If Wisconsin farmers want better prices, they need to tip the scales of supply and demand back into their favor. But producers don’t agree which side of the equation they should focus on.
“I think the quick fix would be access to more markets and have some good export numbers happening,” said Gordon Speirs, a third generation dairy farmer from Brillion.
Speirs said farmers are constantly improving their cost of production and increasing the amount each cow can produce. That’s why milk production has continued to grow around 2 percent each year even with low prices.
He said the industry’s only option is to find new markets to keep up with this growth.
“We’re a victim of our own success. We’re making more milk with less inputs and we need to have a market for that and export is an excellent opportunity to move those products,” Speirs said.
But some dairy farmers think it’s the supply side of the equation that’s out of balance.
“Why should we be producing to feed the world when over half the world doesn’t need to be fed anymore because they’re feeding themselves,” said Darin Von Ruden, a third generation dairy farmer from Westby.
Von Ruden said American producers should stop trying to export more milk and focus on creating a stable market here in the United States.
“We’re just going to keep overproducing for the needs of our own country and then also not having that foreign market for our product,” Von Ruden said.
He said prices would be more stable if the industry had more control over how much milk is produced; it’s something some farmer cooperatives in Wisconsin are already doing.

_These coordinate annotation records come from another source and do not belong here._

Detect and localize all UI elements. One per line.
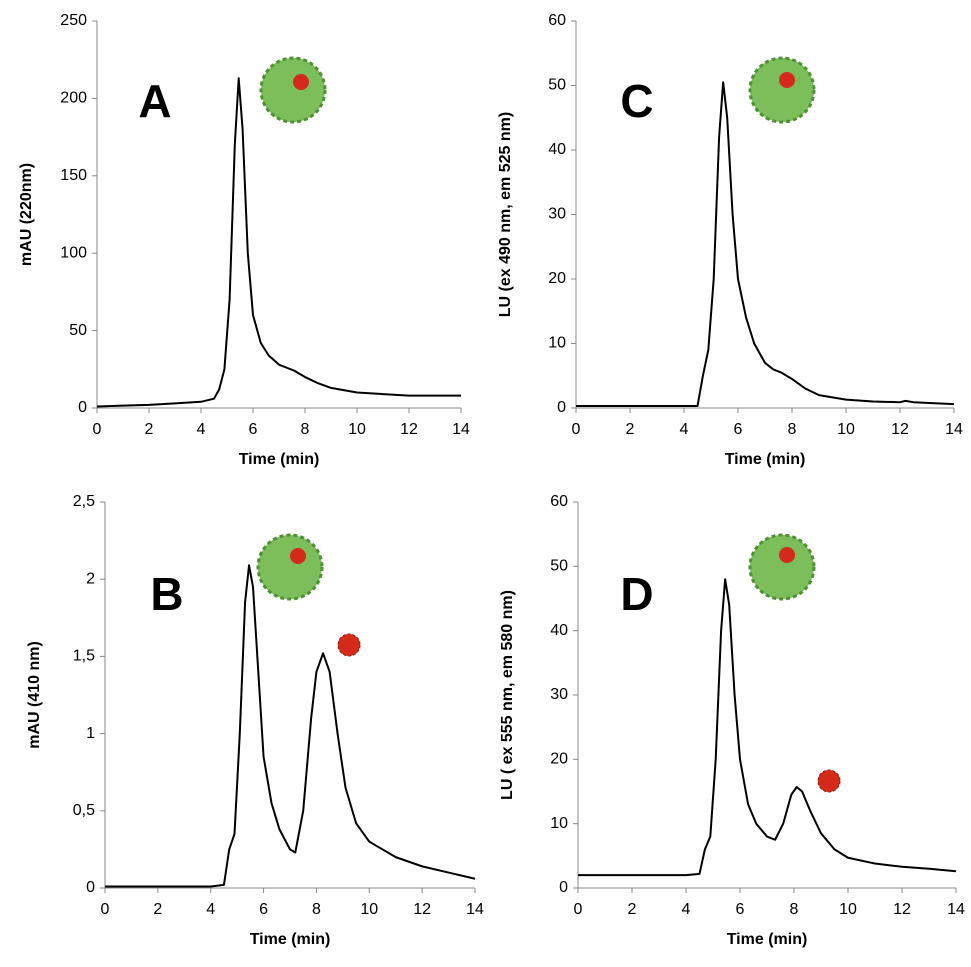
trace bbox=[105, 564, 476, 888]
x-tick-label: 2 bbox=[626, 421, 635, 438]
x-tick-label: 10 bbox=[360, 901, 378, 918]
y-tick-label: 200 bbox=[60, 90, 87, 107]
icon-cage-a bbox=[259, 56, 327, 124]
x-tick-label: 10 bbox=[837, 421, 855, 438]
x-tick-label: 6 bbox=[734, 421, 743, 438]
icon-cage-d bbox=[748, 533, 816, 601]
x-tick-label: 6 bbox=[736, 901, 745, 918]
y-tick-label: 20 bbox=[548, 270, 566, 287]
y-axis-label: mAU (410 nm) bbox=[26, 641, 43, 749]
x-tick-label: 0 bbox=[574, 901, 583, 918]
icon-heme-b bbox=[337, 633, 361, 657]
panel-letter: D bbox=[620, 568, 653, 620]
y-tick-label: 50 bbox=[69, 322, 87, 339]
y-tick-label: 10 bbox=[550, 815, 568, 832]
x-tick-label: 2 bbox=[145, 421, 154, 438]
x-tick-label: 2 bbox=[153, 901, 162, 918]
y-tick-label: 0 bbox=[559, 879, 568, 896]
x-tick-label: 14 bbox=[945, 421, 963, 438]
x-tick-label: 4 bbox=[682, 901, 691, 918]
panel-letter: B bbox=[150, 568, 183, 620]
y-tick-label: 30 bbox=[548, 206, 566, 223]
x-axis-label: Time (min) bbox=[725, 451, 806, 468]
y-tick-label: 0 bbox=[86, 879, 95, 896]
y-tick-label: 40 bbox=[548, 141, 566, 158]
x-tick-label: 12 bbox=[891, 421, 909, 438]
x-tick-label: 10 bbox=[348, 421, 366, 438]
x-tick-label: 0 bbox=[101, 901, 110, 918]
y-tick-label: 2 bbox=[86, 570, 95, 587]
y-tick-label: 20 bbox=[550, 751, 568, 768]
x-tick-label: 8 bbox=[788, 421, 797, 438]
x-tick-label: 12 bbox=[893, 901, 911, 918]
panel-letter: A bbox=[138, 75, 171, 127]
y-tick-label: 1 bbox=[86, 725, 95, 742]
x-tick-label: 14 bbox=[466, 901, 484, 918]
y-tick-label: 40 bbox=[550, 622, 568, 639]
y-tick-label: 2,5 bbox=[73, 493, 95, 510]
x-tick-label: 0 bbox=[572, 421, 581, 438]
icon-cage-c bbox=[748, 56, 816, 124]
x-tick-label: 8 bbox=[790, 901, 799, 918]
y-tick-label: 250 bbox=[60, 12, 87, 29]
y-tick-label: 50 bbox=[550, 558, 568, 575]
x-tick-label: 14 bbox=[452, 421, 470, 438]
y-tick-label: 10 bbox=[548, 335, 566, 352]
y-tick-label: 1,5 bbox=[73, 648, 95, 665]
y-tick-label: 50 bbox=[548, 77, 566, 94]
trace bbox=[578, 578, 957, 877]
x-tick-label: 4 bbox=[206, 901, 215, 918]
y-tick-label: 0,5 bbox=[73, 802, 95, 819]
x-tick-label: 6 bbox=[259, 901, 268, 918]
x-tick-label: 10 bbox=[839, 901, 857, 918]
x-tick-label: 4 bbox=[680, 421, 689, 438]
x-tick-label: 8 bbox=[312, 901, 321, 918]
icon-cage-b bbox=[256, 533, 324, 601]
trace bbox=[576, 81, 955, 408]
y-axis-label: LU ( ex 555 nm, em 580 nm) bbox=[499, 590, 516, 800]
y-tick-label: 100 bbox=[60, 244, 87, 261]
x-tick-label: 0 bbox=[93, 421, 102, 438]
y-axis-label: mAU (220nm) bbox=[18, 163, 35, 266]
x-tick-label: 8 bbox=[301, 421, 310, 438]
x-tick-label: 12 bbox=[400, 421, 418, 438]
y-tick-label: 60 bbox=[548, 12, 566, 29]
x-tick-label: 6 bbox=[249, 421, 258, 438]
y-tick-label: 60 bbox=[550, 493, 568, 510]
x-tick-label: 14 bbox=[947, 901, 965, 918]
y-tick-label: 0 bbox=[557, 399, 566, 416]
x-tick-label: 4 bbox=[197, 421, 206, 438]
y-tick-label: 0 bbox=[78, 399, 87, 416]
y-axis-label: LU (ex 490 nm, em 525 nm) bbox=[497, 112, 514, 317]
x-axis-label: Time (min) bbox=[727, 931, 808, 948]
x-tick-label: 12 bbox=[413, 901, 431, 918]
panel-letter: C bbox=[620, 75, 653, 127]
y-tick-label: 30 bbox=[550, 686, 568, 703]
x-axis-label: Time (min) bbox=[250, 931, 331, 948]
trace bbox=[96, 77, 461, 408]
icon-heme-d bbox=[817, 769, 841, 793]
x-tick-label: 2 bbox=[628, 901, 637, 918]
x-axis-label: Time (min) bbox=[239, 451, 320, 468]
y-tick-label: 150 bbox=[60, 167, 87, 184]
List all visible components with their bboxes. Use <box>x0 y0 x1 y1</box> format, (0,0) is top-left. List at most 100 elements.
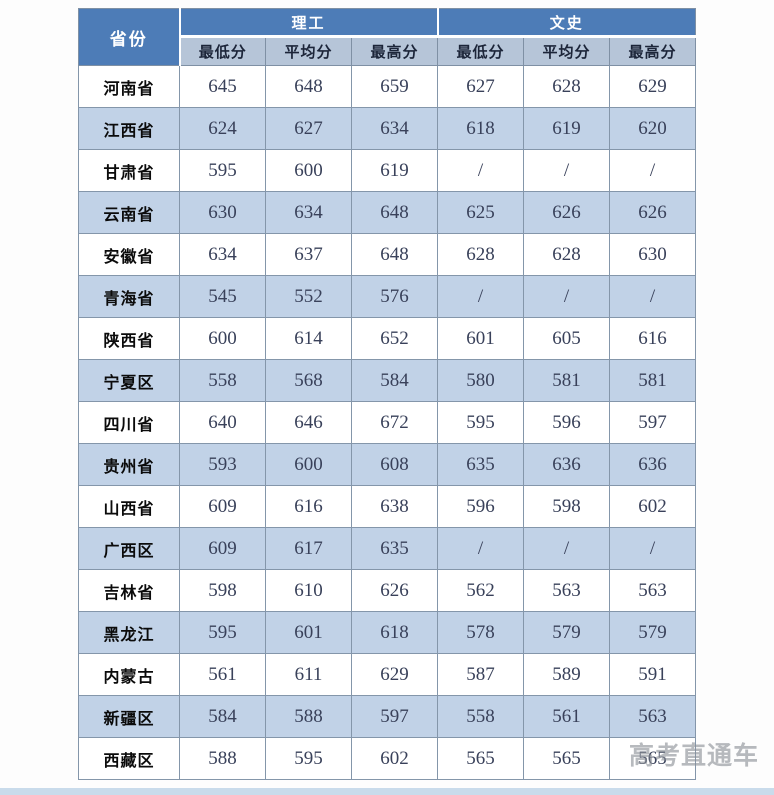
score-cell: 640 <box>179 401 266 444</box>
score-cell: / <box>523 527 610 570</box>
score-cell: / <box>523 275 610 318</box>
score-cell: 610 <box>265 569 352 612</box>
score-cell: 584 <box>351 359 438 402</box>
score-cell: 595 <box>179 611 266 654</box>
table-row: 安徽省 634 637 648 628 628 630 <box>78 233 696 276</box>
score-cell: 596 <box>523 401 610 444</box>
score-cell: 636 <box>609 443 696 486</box>
score-cell: / <box>437 149 524 192</box>
province-cell: 陕西省 <box>78 317 180 360</box>
score-cell: / <box>437 275 524 318</box>
score-cell: 625 <box>437 191 524 234</box>
score-cell: 581 <box>609 359 696 402</box>
score-cell: 608 <box>351 443 438 486</box>
score-cell: 581 <box>523 359 610 402</box>
score-cell: 616 <box>609 317 696 360</box>
score-cell: 624 <box>179 107 266 150</box>
score-cell: 552 <box>265 275 352 318</box>
table-row: 新疆区 584 588 597 558 561 563 <box>78 695 696 738</box>
score-cell: 568 <box>265 359 352 402</box>
score-cell: 648 <box>265 65 352 108</box>
group-header-liberal-arts: 文史 <box>436 8 696 38</box>
score-cell: / <box>609 527 696 570</box>
table-row: 山西省 609 616 638 596 598 602 <box>78 485 696 528</box>
province-cell: 云南省 <box>78 191 180 234</box>
province-cell: 甘肃省 <box>78 149 180 192</box>
score-cell: 565 <box>437 737 524 780</box>
table-row: 贵州省 593 600 608 635 636 636 <box>78 443 696 486</box>
score-cell: 629 <box>609 65 696 108</box>
score-cell: / <box>437 527 524 570</box>
sub-header-min-arts: 最低分 <box>437 35 524 66</box>
score-cell: 629 <box>351 653 438 696</box>
province-cell: 江西省 <box>78 107 180 150</box>
score-cell: 576 <box>351 275 438 318</box>
score-cell: / <box>609 149 696 192</box>
table-row: 青海省 545 552 576// / <box>78 275 696 318</box>
score-cell: 609 <box>179 527 266 570</box>
score-cell: 627 <box>437 65 524 108</box>
score-cell: 636 <box>523 443 610 486</box>
score-cell: 558 <box>437 695 524 738</box>
score-cell: 620 <box>609 107 696 150</box>
score-cell: 600 <box>265 443 352 486</box>
score-cell: / <box>523 149 610 192</box>
sub-header-avg-science: 平均分 <box>265 35 352 66</box>
score-cell: 618 <box>351 611 438 654</box>
table-row: 广西区 609 617 635// / <box>78 527 696 570</box>
score-cell: 619 <box>523 107 610 150</box>
score-cell: 600 <box>179 317 266 360</box>
score-cell: 628 <box>523 65 610 108</box>
group-header-row: 省份 理工 文史 <box>78 8 696 66</box>
score-cell: 634 <box>351 107 438 150</box>
table-body: 河南省 645 648 659 627 628 629 江西省 624 627 634 618 619 6… <box>78 65 696 780</box>
score-cell: 597 <box>609 401 696 444</box>
score-cell: 588 <box>265 695 352 738</box>
score-cell: 630 <box>179 191 266 234</box>
score-cell: 635 <box>437 443 524 486</box>
province-cell: 吉林省 <box>78 569 180 612</box>
score-cell: 628 <box>437 233 524 276</box>
score-cell: 561 <box>523 695 610 738</box>
table-row: 江西省 624 627 634 618 619 620 <box>78 107 696 150</box>
score-cell: 588 <box>179 737 266 780</box>
bottom-edge-strip <box>0 788 774 795</box>
score-cell: 637 <box>265 233 352 276</box>
score-cell: 597 <box>351 695 438 738</box>
score-cell: 617 <box>265 527 352 570</box>
score-cell: 611 <box>265 653 352 696</box>
score-cell: 558 <box>179 359 266 402</box>
province-cell: 西藏区 <box>78 737 180 780</box>
score-cell: 602 <box>609 485 696 528</box>
score-cell: 628 <box>523 233 610 276</box>
score-cell: 602 <box>351 737 438 780</box>
province-cell: 青海省 <box>78 275 180 318</box>
score-cell: 600 <box>265 149 352 192</box>
table-row: 宁夏区 558 568 584 580 581 581 <box>78 359 696 402</box>
sub-header-max-science: 最高分 <box>351 35 438 66</box>
score-cell: 627 <box>265 107 352 150</box>
score-cell: 579 <box>609 611 696 654</box>
province-cell: 黑龙江 <box>78 611 180 654</box>
province-cell: 安徽省 <box>78 233 180 276</box>
sub-header-max-arts: 最高分 <box>609 35 696 66</box>
score-cell: 561 <box>179 653 266 696</box>
table-row: 内蒙古 561 611 629 587 589 591 <box>78 653 696 696</box>
table-header: 省份 理工 文史 最低分 平均分 最高分 最低分 平均分 最高分 <box>78 8 696 66</box>
province-cell: 宁夏区 <box>78 359 180 402</box>
table-row: 陕西省 600 614 652 601 605 616 <box>78 317 696 360</box>
score-cell: 605 <box>523 317 610 360</box>
score-cell: 618 <box>437 107 524 150</box>
score-cell: 596 <box>437 485 524 528</box>
table-row: 黑龙江 595 601 618 578 579 579 <box>78 611 696 654</box>
score-cell: 563 <box>523 569 610 612</box>
score-cell: 601 <box>437 317 524 360</box>
score-cell: 591 <box>609 653 696 696</box>
score-cell: 614 <box>265 317 352 360</box>
score-cell: 595 <box>179 149 266 192</box>
score-cell: 634 <box>179 233 266 276</box>
score-cell: / <box>609 275 696 318</box>
score-cell: 565 <box>609 737 696 780</box>
score-cell: 579 <box>523 611 610 654</box>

Several co-ops have told members they’ll only get a premium price for their average production level. Any milk beyond that will be sold at whatever price the co-op can get.
Von Ruden said the U.S. dairy industry should adopt a similar strategy, guaranteeing a stable price for domestic milk sales while selling excess milk at whatever price is available on the international market.
“So that when those (export) markets are available, we’ve got the product for them. But when they’re not available, we need to make sure we’re not producing so much that we’re driving farmers out of business,” Von Ruden said.
But Speirs said holding back production is a lost opportunity.
“Why would you not want to participate in these other markets and bring foreign money into our own country? We’ve got a hiccup going on right now for sure. But business is an organism and organisms are either growing or they’re dying,” Speirs said.
Whether or not the producers and processors should manage production, getting back to a domestic-focused market would mean big changes for the industry.
Stephenson said producers have grown milk production by 10 percent since the early 2000s, when the U.S. market started growing to meet international demand. So in order to get back to a domestic-driven market, the industry would have to cut that extra production.
“It would be a bloodbath getting there,” Stephenson said. “Think about just losing 10 percent of the dairy industry in a short period of time. Most of the time we’re talking about our prices moving a significant amount based on a 1 percent change.”
Stephenson said the U.S. will likely remain a major exporter of dairy products, so the industry needs to better understand how much they can actually sell to other countries.
And he said change can’t come soon enough.
“We hear that open accounts with feed dealers or veterinarians or other input suppliers have been growing as farms are relying on that short term credit more all the time. And that’s just an indication that the stress is prolonged and that farms are getting to the point where they’re going to have to make decisions,” Stephenson said.